Программа для людей с генетическими недостатками
The Genetically Handicapped Persons Program (GHPP) is a health care program for adults with specific genetic diseases. GHPP helps beneficiaries with their health care costs. GHPP works with doctors, nurses, pharmacists, and other members of the health care team in providing many types of health services.
Заполнение заявки на GHPP – видеоурок (английский)
Чтобы избежать задержки в обработке вашего заявления/продления:
When submitting a GHPP application, it is very important that you include a copy of your prior year’s signed Federal Tax Form 1040. If you are dependent on another person’s tax return, that return must be submitted.

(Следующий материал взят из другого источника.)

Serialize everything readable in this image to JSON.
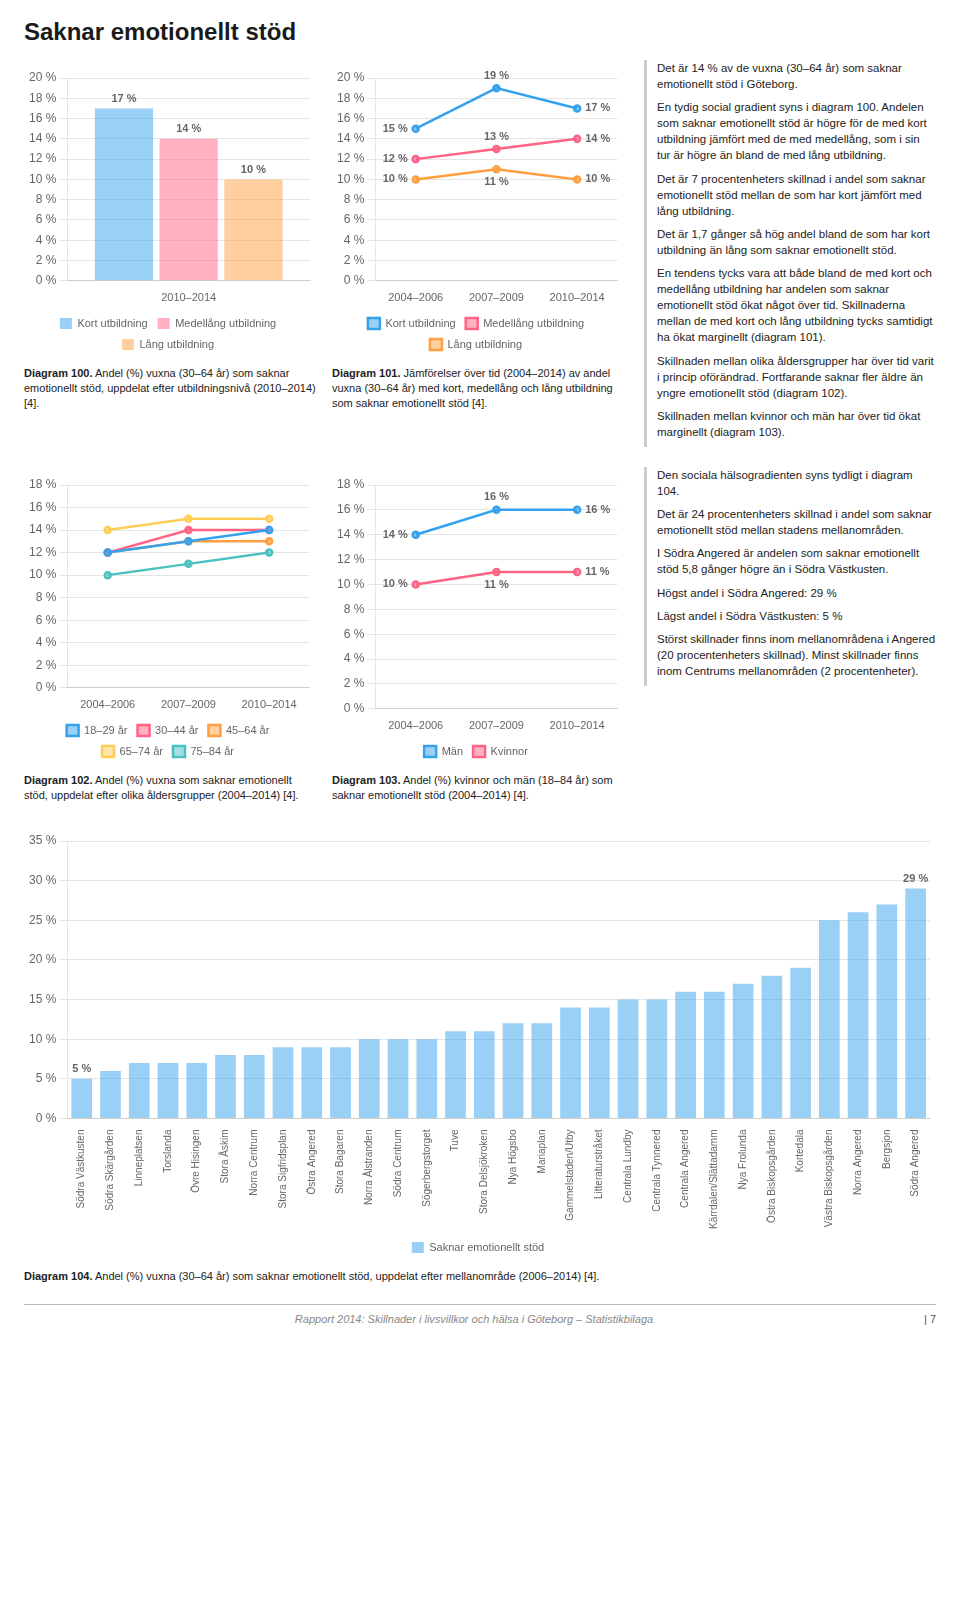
{
  "title": "Saknar emotionellt stöd",
  "annotations": [
    [
      "Det är 14 % av de vuxna (30–64 år) som saknar emotionellt stöd i Göteborg.",
      "En tydig social gradient syns i diagram 100. Andelen som saknar emotionellt stöd är högre för de med kort utbildning jämfört med de med medellång, som i sin tur är högre än bland de med lång utbildning.",
      "Det är 7 procentenheters skillnad i andel som saknar emotionellt stöd mellan de som har kort jämfört med lång utbildning.",
      "Det är 1,7 gånger så hög andel bland de som har kort utbildning än lång som saknar emotionellt stöd.",
      "En tendens tycks vara att både bland de med kort och medellång utbildning har andelen som saknar emotionellt stöd ökat något över tid. Skillnaderna mellan de med kort och lång utbildning tycks samtidigt ha ökat marginellt (diagram 101).",
      "Skillnaden mellan olika åldersgrupper har över tid varit i princip oförändrad. Fortfarande saknar fler äldre än yngre emotionellt stöd (diagram 102).",
      "Skillnaden mellan kvinnor och män har över tid ökat marginellt (diagram 103)."
    ],
    [
      "Den sociala hälsogradienten syns tydligt i diagram 104.",
      "Det är 24 procentenheters skillnad i andel som saknar emotionellt stöd mellan stadens mellanområden.",
      "I Södra Angered är andelen som saknar emotionellt stöd 5,8 gånger högre än i Södra Västkusten.",
      "Högst andel i Södra Angered: 29 %",
      "Lägst andel i Södra Västkusten: 5 %",
      "Störst skillnader finns inom mellanområdena i Angered (20 procentenheters skillnad). Minst skillnader finns inom Centrums mellanområden (2 procentenheter)."
    ]
  ],
  "footer": "Rapport 2014: Skillnader i livsvillkor och hälsa i Göteborg – Statistikbilaga",
  "page_number": "| 7",
  "chart_data": [
    {
      "type": "bar",
      "title": "Diagram 100.",
      "subtitle": "Andel (%) vuxna (30–64 år) som saknar emotionellt stöd, uppdelat efter utbildningsnivå (2010–2014) [4].",
      "categories": [
        "2010–2014"
      ],
      "series": [
        {
          "name": "Kort utbildning",
          "values": [
            17
          ],
          "value_labels": [
            "17 %"
          ]
        },
        {
          "name": "Medellång utbildning",
          "values": [
            14
          ],
          "value_labels": [
            "14 %"
          ]
        },
        {
          "name": "Lång utbildning",
          "values": [
            10
          ],
          "value_labels": [
            "10 %"
          ]
        }
      ],
      "ylim": [
        0,
        20
      ],
      "yticks": [
        {
          "value": 0,
          "label": "0 %"
        },
        {
          "value": 2,
          "label": "2 %"
        },
        {
          "value": 4,
          "label": "4 %"
        },
        {
          "value": 6,
          "label": "6 %"
        },
        {
          "value": 8,
          "label": "8 %"
        },
        {
          "value": 10,
          "label": "10 %"
        },
        {
          "value": 12,
          "label": "12 %"
        },
        {
          "value": 14,
          "label": "14 %"
        },
        {
          "value": 16,
          "label": "16 %"
        },
        {
          "value": 18,
          "label": "18 %"
        },
        {
          "value": 20,
          "label": "20 %"
        }
      ],
      "grid": "y",
      "legend": "bottom",
      "data_labels": true
    },
    {
      "type": "line",
      "title": "Diagram 101.",
      "subtitle": "Jämförelser över tid (2004–2014) av andel vuxna (30–64 år) med kort, medellång och lång utbildning som saknar emotionellt stöd [4].",
      "categories": [
        "2004–2006",
        "2007–2009",
        "2010–2014"
      ],
      "series": [
        {
          "name": "Kort utbildning",
          "values": [
            15,
            19,
            17
          ],
          "value_labels": [
            "15 %",
            "19 %",
            "17 %"
          ]
        },
        {
          "name": "Medellång utbildning",
          "values": [
            12,
            13,
            14
          ],
          "value_labels": [
            "12 %",
            "13 %",
            "14 %"
          ]
        },
        {
          "name": "Lång utbildning",
          "values": [
            10,
            11,
            10
          ],
          "value_labels": [
            "10 %",
            "11 %",
            "10 %"
          ]
        }
      ],
      "ylim": [
        0,
        20
      ],
      "yticks": [
        {
          "value": 0,
          "label": "0 %"
        },
        {
          "value": 2,
          "label": "2 %"
        },
        {
          "value": 4,
          "label": "4 %"
        },
        {
          "value": 6,
          "label": "6 %"
        },
        {
          "value": 8,
          "label": "8 %"
        },
        {
          "value": 10,
          "label": "10 %"
        },
        {
          "value": 12,
          "label": "12 %"
        },
        {
          "value": 14,
          "label": "14 %"
        },
        {
          "value": 16,
          "label": "16 %"
        },
        {
          "value": 18,
          "label": "18 %"
        },
        {
          "value": 20,
          "label": "20 %"
        }
      ],
      "grid": "y",
      "legend": "bottom",
      "data_labels": true
    },
    {
      "type": "line",
      "title": "Diagram 102.",
      "subtitle": "Andel (%) vuxna som saknar emotionellt stöd, uppdelat efter olika åldersgrupper (2004–2014) [4].",
      "categories": [
        "2004–2006",
        "2007–2009",
        "2010–2014"
      ],
      "series": [
        {
          "name": "18–29 år",
          "values": [
            12,
            13,
            14
          ]
        },
        {
          "name": "30–44 år",
          "values": [
            12,
            14,
            14
          ]
        },
        {
          "name": "45–64 år",
          "values": [
            12,
            13,
            13
          ]
        },
        {
          "name": "65–74 år",
          "values": [
            14,
            15,
            15
          ]
        },
        {
          "name": "75–84 år",
          "values": [
            10,
            11,
            12
          ]
        }
      ],
      "ylim": [
        0,
        18
      ],
      "yticks": [
        {
          "value": 0,
          "label": "0 %"
        },
        {
          "value": 2,
          "label": "2 %"
        },
        {
          "value": 4,
          "label": "4 %"
        },
        {
          "value": 6,
          "label": "6 %"
        },
        {
          "value": 8,
          "label": "8 %"
        },
        {
          "value": 10,
          "label": "10 %"
        },
        {
          "value": 12,
          "label": "12 %"
        },
        {
          "value": 14,
          "label": "14 %"
        },
        {
          "value": 16,
          "label": "16 %"
        },
        {
          "value": 18,
          "label": "18 %"
        }
      ],
      "grid": "y",
      "legend": "bottom"
    },
    {
      "type": "line",
      "title": "Diagram 103.",
      "subtitle": "Andel (%) kvinnor och män (18–84 år) som saknar emotionellt stöd (2004–2014) [4].",
      "categories": [
        "2004–2006",
        "2007–2009",
        "2010–2014"
      ],
      "series": [
        {
          "name": "Män",
          "values": [
            14,
            16,
            16
          ],
          "value_labels": [
            "14 %",
            "16 %",
            "16 %"
          ]
        },
        {
          "name": "Kvinnor",
          "values": [
            10,
            11,
            11
          ],
          "value_labels": [
            "10 %",
            "11 %",
            "11 %"
          ]
        }
      ],
      "ylim": [
        0,
        18
      ],
      "yticks": [
        {
          "value": 0,
          "label": "0 %"
        },
        {
          "value": 2,
          "label": "2 %"
        },
        {
          "value": 4,
          "label": "4 %"
        },
        {
          "value": 6,
          "label": "6 %"
        },
        {
          "value": 8,
          "label": "8 %"
        },
        {
          "value": 10,
          "label": "10 %"
        },
        {
          "value": 12,
          "label": "12 %"
        },
        {
          "value": 14,
          "label": "14 %"
        },
        {
          "value": 16,
          "label": "16 %"
        },
        {
          "value": 18,
          "label": "18 %"
        }
      ],
      "grid": "y",
      "legend": "bottom",
      "data_labels": true
    },
    {
      "type": "bar",
      "title": "Diagram 104.",
      "subtitle": "Andel (%) vuxna (30–64 år) som saknar emotionellt stöd, uppdelat efter mellanområde (2006–2014) [4].",
      "categories": [
        "Södra Västkusten",
        "Södra Skärgården",
        "Linneplatsen",
        "Torslanda",
        "Övre Hisingen",
        "Stora Åskim",
        "Norra Centrum",
        "Stora Sigfridsplan",
        "Östra Angered",
        "Stora Bagaren",
        "Norra Ålstranden",
        "Södra Centrum",
        "Sögerbergstorget",
        "Tuve",
        "Stora Delsjökroken",
        "Nya Högsbo",
        "Mariaplan",
        "Gammelstaden/Utby",
        "Litteraturstråket",
        "Centrala Lundby",
        "Centrala Tynnered",
        "Centrala Angered",
        "Kärrdalen/Slättadamm",
        "Nya Frolunda",
        "Östra Biskopsgården",
        "Kortedala",
        "Västra Biskopsgården",
        "Norra Angered",
        "Bergsjon",
        "Södra Angered"
      ],
      "series": [
        {
          "name": "Saknar emotionellt stöd",
          "values": [
            5,
            6,
            7,
            7,
            7,
            8,
            8,
            9,
            9,
            9,
            10,
            10,
            10,
            11,
            11,
            12,
            12,
            14,
            14,
            15,
            15,
            16,
            16,
            17,
            18,
            19,
            25,
            26,
            27,
            29
          ],
          "value_labels": [
            "5 %",
            null,
            null,
            null,
            null,
            null,
            null,
            null,
            null,
            null,
            null,
            null,
            null,
            null,
            null,
            null,
            null,
            null,
            null,
            null,
            null,
            null,
            null,
            null,
            null,
            null,
            null,
            null,
            null,
            "29 %"
          ]
        }
      ],
      "ylim": [
        0,
        35
      ],
      "yticks": [
        {
          "value": 0,
          "label": "0 %"
        },
        {
          "value": 5,
          "label": "5 %"
        },
        {
          "value": 10,
          "label": "10 %"
        },
        {
          "value": 15,
          "label": "15 %"
        },
        {
          "value": 20,
          "label": "20 %"
        },
        {
          "value": 25,
          "label": "25 %"
        },
        {
          "value": 30,
          "label": "30 %"
        },
        {
          "value": 35,
          "label": "35 %"
        }
      ],
      "grid": "y",
      "legend": "bottom",
      "data_labels": true
    }
  ]
}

If you do not submit a completed and signed GHPP application and include all necessary documentation, GHPP staff will not be able to enroll you into the program, renew your program eligibility, or authorize services that are beyond your eligibility period.
Три способа подачи заявления и всей сопроводительной документации:
Email: GHPPEligibility@dhcs.ca.gov
Fax: (916) 440-5762
Mail:
Genetically Handicapped Persons Program
MS 4507, P.O. Box 997413
Сакраменто, Калифорния 95899-7413
Контактная информация:
Вопросы о праве на участие, подаче заявки или продлении:
Email: GHPPEligibility@dhcs.ca.gov
Call: (916) 713-8400
Вопросы запроса на авторизацию услуги (SAR):
Email: FaxGHPP@dhcs.ca.gov
Call: (916) 713-8400
Fax: (916) 440-5318
Чтобы разрешить родителю, опекуну или личному представителю связаться с GHPP от вашего имени, заполните и отправьте Разрешение на раскрытие защищенной медицинской информации (DHCS 6236).
Чтобы разрешить передачу защищенной медицинской информации третьим лицам, заполните и отправьте Разрешение на передачу защищенной медицинской информации (DHCS 6236).
Форму DHCS 6236 для клиентов GHPP можно подать:
Отправить по электронной почте: GHPPEligibility@dhcs.ca.gov
Fax: (916) 440-5762
Mail:
Genetically Handicapped Persons Program
MS 4507, P.O. Box 997413
Сакраменто, Калифорния 95899-7413
Вы знали?
Если вы оплачиваете другую медицинскую страховку, вы можете иметь право на возмещение расходов через Программу возмещения взносов за медицинское страхование.
For more information or to request an application, email ghppeligibility@dhcs.ca.gov.
Электронная верификация посещений (EVV)
For upcoming guidance, trainings, and resources regarding California’s EVV impacted programs, please visit DHCS EVV Webpage.